Take a typical agency export business as an example:
- Corporate income tax: Pay 25% of the profit - sharing amount
- Value Added Tax: 6% for the agency service fee part
- Withholding tax: A 10% withholding income tax needs to be levied on the share of overseas institutions
Newly implemented in 2025The Cross - border Digital Service Tax Treatystipulates that if the payment in a consecutive 12 - month period is less than 1 million yuan, an application for tax - exemption filing can be made. Enterprises should make good use of policy preferences.
IV. How to avoid the profit - sharing being recognized as transfer pricing?

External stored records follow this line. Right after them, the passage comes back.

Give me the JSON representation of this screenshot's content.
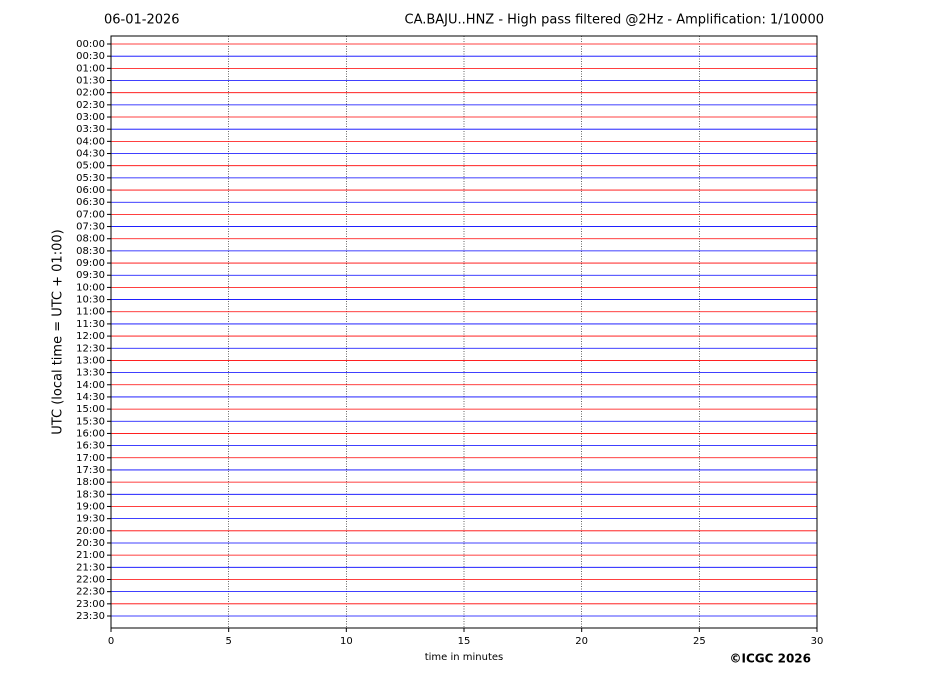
{
  "chart_data": {
    "type": "helicorder",
    "date": "06-01-2026",
    "title": "CA.BAJU..HNZ - High pass filtered @2Hz - Amplification: 1/10000",
    "ylabel": "UTC (local time = UTC + 01:00)",
    "xlabel": "time in minutes",
    "categories": [
      "00:00",
      "00:30",
      "01:00",
      "01:30",
      "02:00",
      "02:30",
      "03:00",
      "03:30",
      "04:00",
      "04:30",
      "05:00",
      "05:30",
      "06:00",
      "06:30",
      "07:00",
      "07:30",
      "08:00",
      "08:30",
      "09:00",
      "09:30",
      "10:00",
      "10:30",
      "11:00",
      "11:30",
      "12:00",
      "12:30",
      "13:00",
      "13:30",
      "14:00",
      "14:30",
      "15:00",
      "15:30",
      "16:00",
      "16:30",
      "17:00",
      "17:30",
      "18:00",
      "18:30",
      "19:00",
      "19:30",
      "20:00",
      "20:30",
      "21:00",
      "21:30",
      "22:00",
      "22:30",
      "23:00",
      "23:30"
    ],
    "colors": [
      "#ff0000",
      "#0000ff"
    ],
    "xlim": [
      0,
      30
    ],
    "xticks": [
      0,
      5,
      10,
      15,
      20,
      25,
      30
    ],
    "grid": true
  },
  "footer": "©ICGC 2026"
}
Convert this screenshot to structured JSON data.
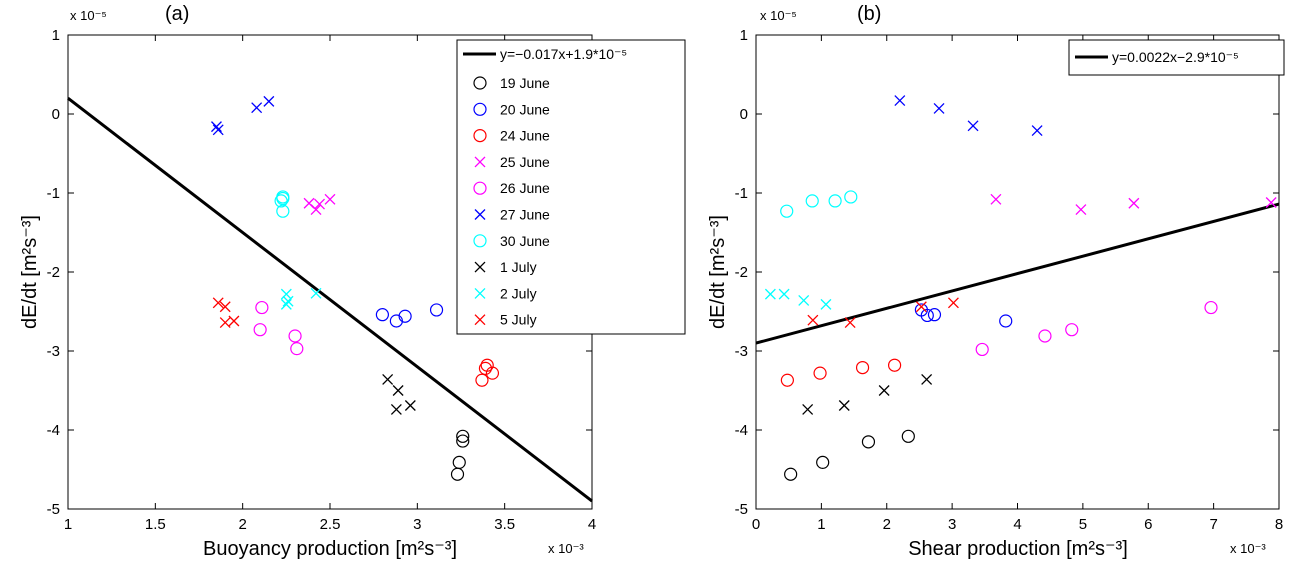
{
  "chart_data": [
    {
      "type": "scatter",
      "panel_label": "(a)",
      "xlabel": "Buoyancy production",
      "xlabel_unit": "[m²s⁻³]",
      "ylabel": "dE/dt",
      "ylabel_unit": "[m²s⁻³]",
      "x_multiplier": "x 10⁻³",
      "y_multiplier": "x 10⁻⁵",
      "xlim": [
        1,
        4
      ],
      "ylim": [
        -5,
        1
      ],
      "xticks": [
        "1",
        "1.5",
        "2",
        "2.5",
        "3",
        "3.5",
        "4"
      ],
      "yticks": [
        "1",
        "0",
        "-1",
        "-2",
        "-3",
        "-4",
        "-5"
      ],
      "grid": false,
      "legend_position": "top-right",
      "fit_line": {
        "label": "y=−0.017x+1.9*10⁻⁵",
        "points": [
          [
            1.0,
            0.2
          ],
          [
            4.0,
            -4.9
          ]
        ],
        "color": "#000000"
      },
      "series": [
        {
          "name": "19 June",
          "marker": "circle",
          "color": "#000000",
          "points": [
            [
              3.26,
              -4.08
            ],
            [
              3.26,
              -4.14
            ],
            [
              3.24,
              -4.41
            ],
            [
              3.23,
              -4.56
            ]
          ]
        },
        {
          "name": "20 June",
          "marker": "circle",
          "color": "#0000FF",
          "points": [
            [
              2.8,
              -2.54
            ],
            [
              2.88,
              -2.62
            ],
            [
              2.93,
              -2.56
            ],
            [
              3.11,
              -2.48
            ]
          ]
        },
        {
          "name": "24 June",
          "marker": "circle",
          "color": "#FF0000",
          "points": [
            [
              3.4,
              -3.18
            ],
            [
              3.39,
              -3.22
            ],
            [
              3.37,
              -3.37
            ],
            [
              3.43,
              -3.28
            ]
          ]
        },
        {
          "name": "25 June",
          "marker": "x",
          "color": "#FF00FF",
          "points": [
            [
              2.38,
              -1.13
            ],
            [
              2.42,
              -1.21
            ],
            [
              2.44,
              -1.14
            ],
            [
              2.5,
              -1.08
            ]
          ]
        },
        {
          "name": "26 June",
          "marker": "circle",
          "color": "#FF00FF",
          "points": [
            [
              2.11,
              -2.45
            ],
            [
              2.1,
              -2.73
            ],
            [
              2.3,
              -2.81
            ],
            [
              2.31,
              -2.97
            ]
          ]
        },
        {
          "name": "27 June",
          "marker": "x",
          "color": "#0000FF",
          "points": [
            [
              1.85,
              -0.16
            ],
            [
              1.86,
              -0.2
            ],
            [
              2.08,
              0.08
            ],
            [
              2.15,
              0.16
            ]
          ]
        },
        {
          "name": "30 June",
          "marker": "circle",
          "color": "#00FFFF",
          "points": [
            [
              2.22,
              -1.1
            ],
            [
              2.23,
              -1.07
            ],
            [
              2.23,
              -1.05
            ],
            [
              2.23,
              -1.23
            ]
          ]
        },
        {
          "name": "1 July",
          "marker": "x",
          "color": "#000000",
          "points": [
            [
              2.83,
              -3.36
            ],
            [
              2.89,
              -3.5
            ],
            [
              2.88,
              -3.74
            ],
            [
              2.96,
              -3.69
            ]
          ]
        },
        {
          "name": "2 July",
          "marker": "x",
          "color": "#00FFFF",
          "points": [
            [
              2.25,
              -2.28
            ],
            [
              2.26,
              -2.37
            ],
            [
              2.25,
              -2.41
            ],
            [
              2.42,
              -2.27
            ]
          ]
        },
        {
          "name": "5 July",
          "marker": "x",
          "color": "#FF0000",
          "points": [
            [
              1.86,
              -2.39
            ],
            [
              1.9,
              -2.44
            ],
            [
              1.9,
              -2.64
            ],
            [
              1.95,
              -2.62
            ]
          ]
        }
      ]
    },
    {
      "type": "scatter",
      "panel_label": "(b)",
      "xlabel": "Shear production",
      "xlabel_unit": "[m²s⁻³]",
      "ylabel": "dE/dt",
      "ylabel_unit": "[m²s⁻³]",
      "x_multiplier": "x 10⁻³",
      "y_multiplier": "x 10⁻⁵",
      "xlim": [
        0,
        8
      ],
      "ylim": [
        -5,
        1
      ],
      "xticks": [
        "0",
        "1",
        "2",
        "3",
        "4",
        "5",
        "6",
        "7",
        "8"
      ],
      "yticks": [
        "1",
        "0",
        "-1",
        "-2",
        "-3",
        "-4",
        "-5"
      ],
      "grid": false,
      "legend_position": "top-right",
      "fit_line": {
        "label": "y=0.0022x−2.9*10⁻⁵",
        "points": [
          [
            0.0,
            -2.9
          ],
          [
            8.0,
            -1.14
          ]
        ],
        "color": "#000000"
      },
      "series": [
        {
          "name": "19 June",
          "marker": "circle",
          "color": "#000000",
          "points": [
            [
              0.53,
              -4.56
            ],
            [
              1.02,
              -4.41
            ],
            [
              1.72,
              -4.15
            ],
            [
              2.33,
              -4.08
            ]
          ]
        },
        {
          "name": "20 June",
          "marker": "circle",
          "color": "#0000FF",
          "points": [
            [
              2.53,
              -2.48
            ],
            [
              2.62,
              -2.55
            ],
            [
              2.73,
              -2.54
            ],
            [
              3.82,
              -2.62
            ]
          ]
        },
        {
          "name": "24 June",
          "marker": "circle",
          "color": "#FF0000",
          "points": [
            [
              0.48,
              -3.37
            ],
            [
              0.98,
              -3.28
            ],
            [
              1.63,
              -3.21
            ],
            [
              2.12,
              -3.18
            ]
          ]
        },
        {
          "name": "25 June",
          "marker": "x",
          "color": "#FF00FF",
          "points": [
            [
              3.67,
              -1.08
            ],
            [
              4.97,
              -1.21
            ],
            [
              5.78,
              -1.13
            ],
            [
              7.88,
              -1.12
            ]
          ]
        },
        {
          "name": "26 June",
          "marker": "circle",
          "color": "#FF00FF",
          "points": [
            [
              3.46,
              -2.98
            ],
            [
              4.42,
              -2.81
            ],
            [
              4.83,
              -2.73
            ],
            [
              6.96,
              -2.45
            ]
          ]
        },
        {
          "name": "27 June",
          "marker": "x",
          "color": "#0000FF",
          "points": [
            [
              2.2,
              0.17
            ],
            [
              2.8,
              0.07
            ],
            [
              3.32,
              -0.15
            ],
            [
              4.3,
              -0.21
            ]
          ]
        },
        {
          "name": "30 June",
          "marker": "circle",
          "color": "#00FFFF",
          "points": [
            [
              0.47,
              -1.23
            ],
            [
              0.86,
              -1.1
            ],
            [
              1.21,
              -1.1
            ],
            [
              1.45,
              -1.05
            ]
          ]
        },
        {
          "name": "1 July",
          "marker": "x",
          "color": "#000000",
          "points": [
            [
              0.79,
              -3.74
            ],
            [
              1.35,
              -3.69
            ],
            [
              1.96,
              -3.5
            ],
            [
              2.61,
              -3.36
            ]
          ]
        },
        {
          "name": "2 July",
          "marker": "x",
          "color": "#00FFFF",
          "points": [
            [
              0.22,
              -2.28
            ],
            [
              0.43,
              -2.28
            ],
            [
              0.73,
              -2.36
            ],
            [
              1.07,
              -2.41
            ]
          ]
        },
        {
          "name": "5 July",
          "marker": "x",
          "color": "#FF0000",
          "points": [
            [
              0.87,
              -2.61
            ],
            [
              1.44,
              -2.64
            ],
            [
              2.53,
              -2.44
            ],
            [
              3.02,
              -2.39
            ]
          ]
        }
      ]
    }
  ]
}
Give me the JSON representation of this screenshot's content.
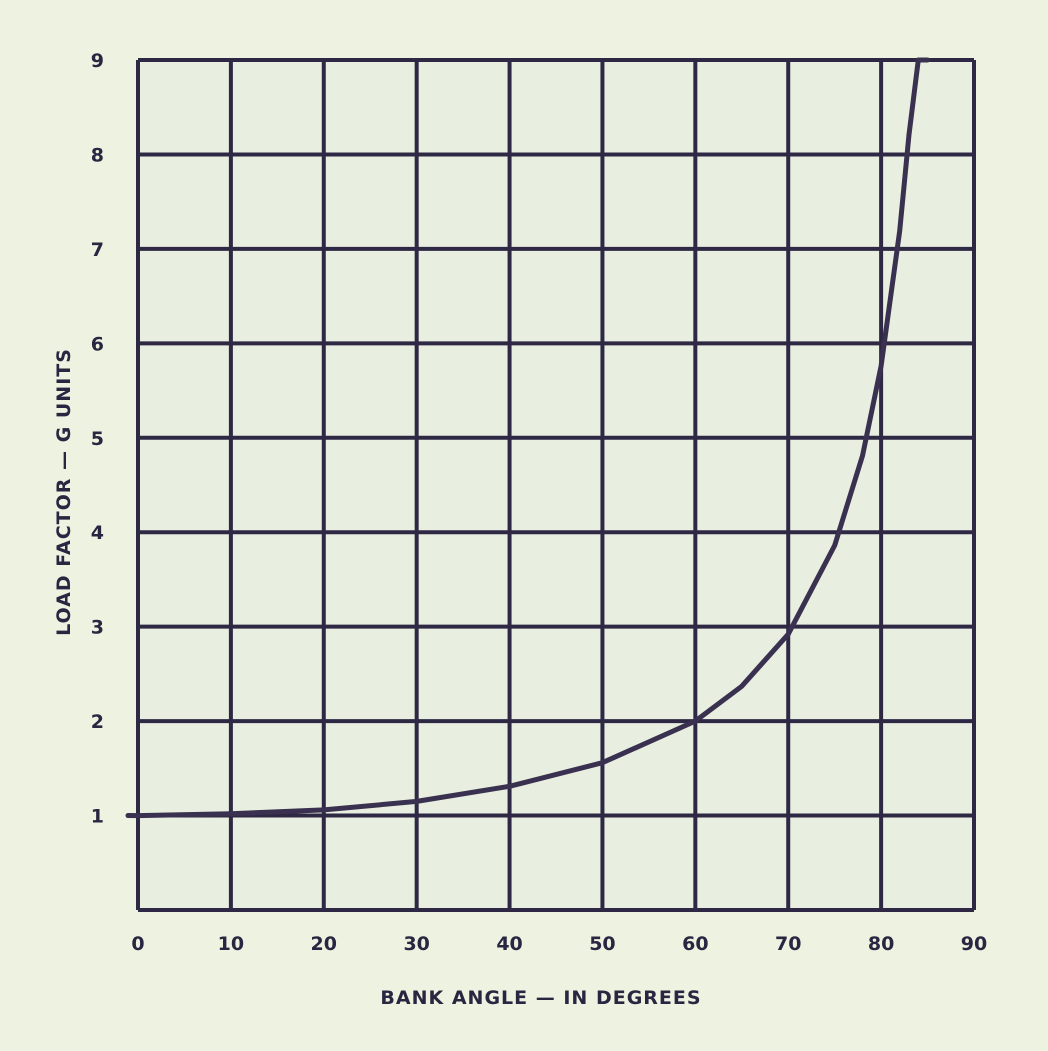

The tax inspection focuses on three dimensions:
- Whether the transaction price deviates from the arms - length principle
- Whether the profit - distribution ratio conforms to the function and risk assumption
- Whether the disclosure of related - party information is complete
It is recommended to prepareThree supporting documents:
- A comparison table of prices of similar services from third parties
- An explanation of the profit - distribution calculation process
- Proof of the consistency between bank statements and contract terms
V. What are the compliant receipt and payment paths for the profit from agency exports?
The compliant fund channels in 2025 include:
- Cross - border RMB two - way fund pool: Applicable to internal settlement within the group
- Foreign exchange derivative instruments: Forward foreign exchange settlement and sales to lock in exchange rate risks
- Cross - border e - commerce receipt and settlement channel: A fast - track for single - payment amounts below 200,000 US dollars
Special attentionThree strict prohibitions:
- Enterprise profits shall not be received or paid through personal accounts
- Cross - border payments with fictitious trade backgrounds are prohibited
- The use of illegal channels such as underground banks is eliminated
It is recommended that enterprises be established in 2025.Four-in-one risk prevention and control system: ① Review of contract terms ② Management of transaction vouchers ③ Tax filing and registration ④ Monitoring of capital flow. When necessary, enterprises can apply for AEO certification from the customs to enjoy the facilitation policies for customs clearance and tax rebates.